THE NEWS
ChatGPT is the conversational chatbot from Open AI that has taken the internet by storm, with 1 million people signing up to use it in the five days after its November launch. Chatbots aren’t new (the first one came out in 1966), but ChatGPT is the shiniest and most advanced yet to hit the public domain.
What makes it special? People have used previous iterations of chatbots to write essays or have conversations. ChatGPT pushes the boundaries of models such as Microsoft’s Tay and Meta’s BlenderBot 3 into the next level — it’s able to take a guess at how to correct computer code and write humorous sonnets.
It can engage in a wide array of tasks, from writing sample tweets to jokes, essays and even code.
THE CONTEXT
While it is much more advanced than chatbot iterations released as recently as earlier this year, it has some of the same problems that the old versions do when it comes to the accuracy of its responses and how it reflects some of the less-desirable aspects of humanity.
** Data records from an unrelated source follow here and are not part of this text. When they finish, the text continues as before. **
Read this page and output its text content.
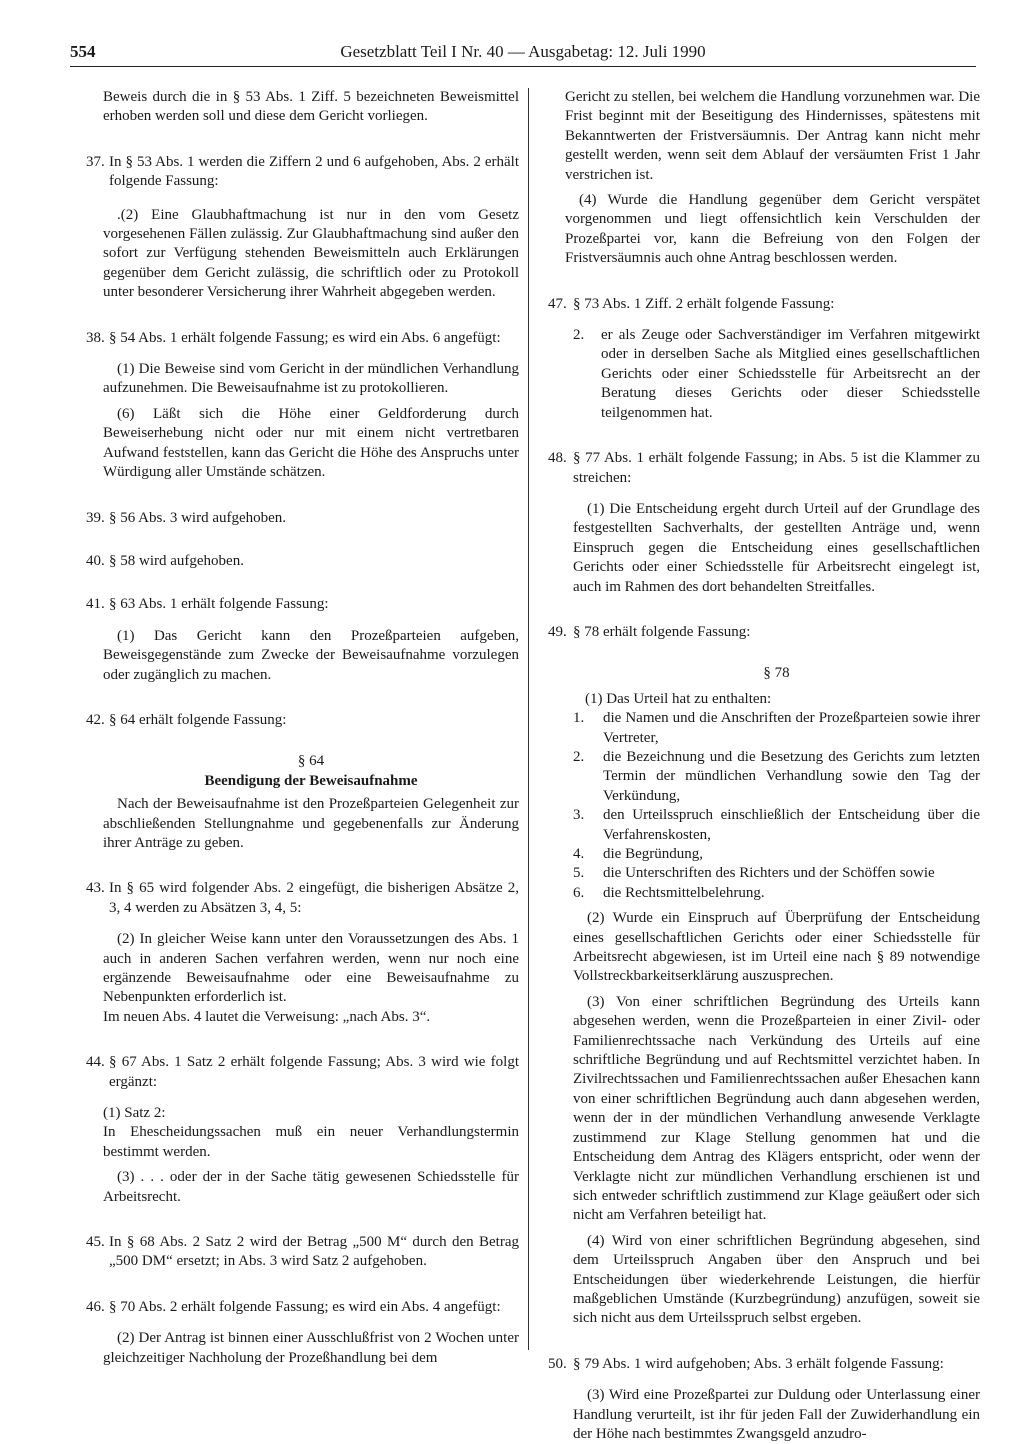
554	Gesetzblatt Teil I Nr. 40 — Ausgabetag: 12. Juli 1990
Beweis durch die in § 53 Abs. 1 Ziff. 5 bezeichneten Beweismittel erhoben werden soll und diese dem Gericht vorliegen.
37. In § 53 Abs. 1 werden die Ziffern 2 und 6 aufgehoben, Abs. 2 erhält folgende Fassung:
.(2) Eine Glaubhaftmachung ist nur in den vom Gesetz vorgesehenen Fällen zulässig. Zur Glaubhaftmachung sind außer den sofort zur Verfügung stehenden Beweismitteln auch Erklärungen gegenüber dem Gericht zulässig, die schriftlich oder zu Protokoll unter besonderer Versicherung ihrer Wahrheit abgegeben werden.
38. § 54 Abs. 1 erhält folgende Fassung; es wird ein Abs. 6 angefügt:
(1) Die Beweise sind vom Gericht in der mündlichen Verhandlung aufzunehmen. Die Beweisaufnahme ist zu protokollieren.
(6) Läßt sich die Höhe einer Geldforderung durch Beweiserhebung nicht oder nur mit einem nicht vertretbaren Aufwand feststellen, kann das Gericht die Höhe des Anspruchs unter Würdigung aller Umstände schätzen.
39. § 56 Abs. 3 wird aufgehoben.
40. § 58 wird aufgehoben.
41. § 63 Abs. 1 erhält folgende Fassung:
(1) Das Gericht kann den Prozeßparteien aufgeben, Beweisgegenstände zum Zwecke der Beweisaufnahme vorzulegen oder zugänglich zu machen.
42. § 64 erhält folgende Fassung:
§ 64
Beendigung der Beweisaufnahme
Nach der Beweisaufnahme ist den Prozeßparteien Gelegenheit zur abschließenden Stellungnahme und gegebenenfalls zur Änderung ihrer Anträge zu geben.
43. In § 65 wird folgender Abs. 2 eingefügt, die bisherigen Absätze 2, 3, 4 werden zu Absätzen 3, 4, 5:
(2) In gleicher Weise kann unter den Voraussetzungen des Abs. 1 auch in anderen Sachen verfahren werden, wenn nur noch eine ergänzende Beweisaufnahme oder eine Beweisaufnahme zu Nebenpunkten erforderlich ist.
Im neuen Abs. 4 lautet die Verweisung: „nach Abs. 3“.
44. § 67 Abs. 1 Satz 2 erhält folgende Fassung; Abs. 3 wird wie folgt ergänzt:
(1) Satz 2:
In Ehescheidungssachen muß ein neuer Verhandlungstermin bestimmt werden.
(3) . . . oder der in der Sache tätig gewesenen Schiedsstelle für Arbeitsrecht.
45. In § 68 Abs. 2 Satz 2 wird der Betrag „500 M“ durch den Betrag „500 DM“ ersetzt; in Abs. 3 wird Satz 2 aufgehoben.
46. § 70 Abs. 2 erhält folgende Fassung; es wird ein Abs. 4 angefügt:
(2) Der Antrag ist binnen einer Ausschlußfrist von 2 Wochen unter gleichzeitiger Nachholung der Prozeßhandlung bei dem
Gericht zu stellen, bei welchem die Handlung vorzunehmen war. Die Frist beginnt mit der Beseitigung des Hindernisses, spätestens mit Bekanntwerten der Fristversäumnis. Der Antrag kann nicht mehr gestellt werden, wenn seit dem Ablauf der versäumten Frist 1 Jahr verstrichen ist.
(4) Wurde die Handlung gegenüber dem Gericht verspätet vorgenommen und liegt offensichtlich kein Verschulden der Prozeßpartei vor, kann die Befreiung von den Folgen der Fristversäumnis auch ohne Antrag beschlossen werden.
47. § 73 Abs. 1 Ziff. 2 erhält folgende Fassung:
2. er als Zeuge oder Sachverständiger im Verfahren mitgewirkt oder in derselben Sache als Mitglied eines gesellschaftlichen Gerichts oder einer Schiedsstelle für Arbeitsrecht an der Beratung dieses Gerichts oder dieser Schiedsstelle teilgenommen hat.
48. § 77 Abs. 1 erhält folgende Fassung; in Abs. 5 ist die Klammer zu streichen:
(1) Die Entscheidung ergeht durch Urteil auf der Grundlage des festgestellten Sachverhalts, der gestellten Anträge und, wenn Einspruch gegen die Entscheidung eines gesellschaftlichen Gerichts oder einer Schiedsstelle für Arbeitsrecht eingelegt ist, auch im Rahmen des dort behandelten Streitfalles.
49. § 78 erhält folgende Fassung:
§ 78
(1) Das Urteil hat zu enthalten:
1. die Namen und die Anschriften der Prozeßparteien sowie ihrer Vertreter,
2. die Bezeichnung und die Besetzung des Gerichts zum letzten Termin der mündlichen Verhandlung sowie den Tag der Verkündung,
3. den Urteilsspruch einschließlich der Entscheidung über die Verfahrenskosten,
4. die Begründung,
5. die Unterschriften des Richters und der Schöffen sowie
6. die Rechtsmittelbelehrung.
(2) Wurde ein Einspruch auf Überprüfung der Entscheidung eines gesellschaftlichen Gerichts oder einer Schiedsstelle für Arbeitsrecht abgewiesen, ist im Urteil eine nach § 89 notwendige Vollstreckbarkeitserklärung auszusprechen.
(3) Von einer schriftlichen Begründung des Urteils kann abgesehen werden, wenn die Prozeßparteien in einer Zivil- oder Familienrechtssache nach Verkündung des Urteils auf eine schriftliche Begründung und auf Rechtsmittel verzichtet haben. In Zivilrechtssachen und Familienrechtssachen außer Ehesachen kann von einer schriftlichen Begründung auch dann abgesehen werden, wenn der in der mündlichen Verhandlung anwesende Verklagte zustimmend zur Klage Stellung genommen hat und die Entscheidung dem Antrag des Klägers entspricht, oder wenn der Verklagte nicht zur mündlichen Verhandlung erschienen ist und sich entweder schriftlich zustimmend zur Klage geäußert oder sich nicht am Verfahren beteiligt hat.
(4) Wird von einer schriftlichen Begründung abgesehen, sind dem Urteilsspruch Angaben über den Anspruch und bei Entscheidungen über wiederkehrende Leistungen, die hierfür maßgeblichen Umstände (Kurzbegründung) anzufügen, soweit sie sich nicht aus dem Urteilsspruch selbst ergeben.
50. § 79 Abs. 1 wird aufgehoben; Abs. 3 erhält folgende Fassung:
(3) Wird eine Prozeßpartei zur Duldung oder Unterlassung einer Handlung verurteilt, ist ihr für jeden Fall der Zuwiderhandlung ein der Höhe nach bestimmtes Zwangsgeld anzudro-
One way that ChatGPT is different, however, is that it’s not starting from a blank slate (or “stateless”) every time you use it; rather, it remembers what you’ve asked or told it before. It builds upon those earlier efforts and corrects itself based on that information.
“The dialogue format makes it possible for ChatGPT to answer followup questions, admit its mistakes, challenge incorrect premises, and reject inappropriate requests,” reads the Open AI page introducing ChatGPT.
This ability to iterate has made the new bot appealing to those unhappy over the controversy with Tay — which made news in 2017 because it started sending out racist tweets and citing Adolf Hitler based off input from conversations with users.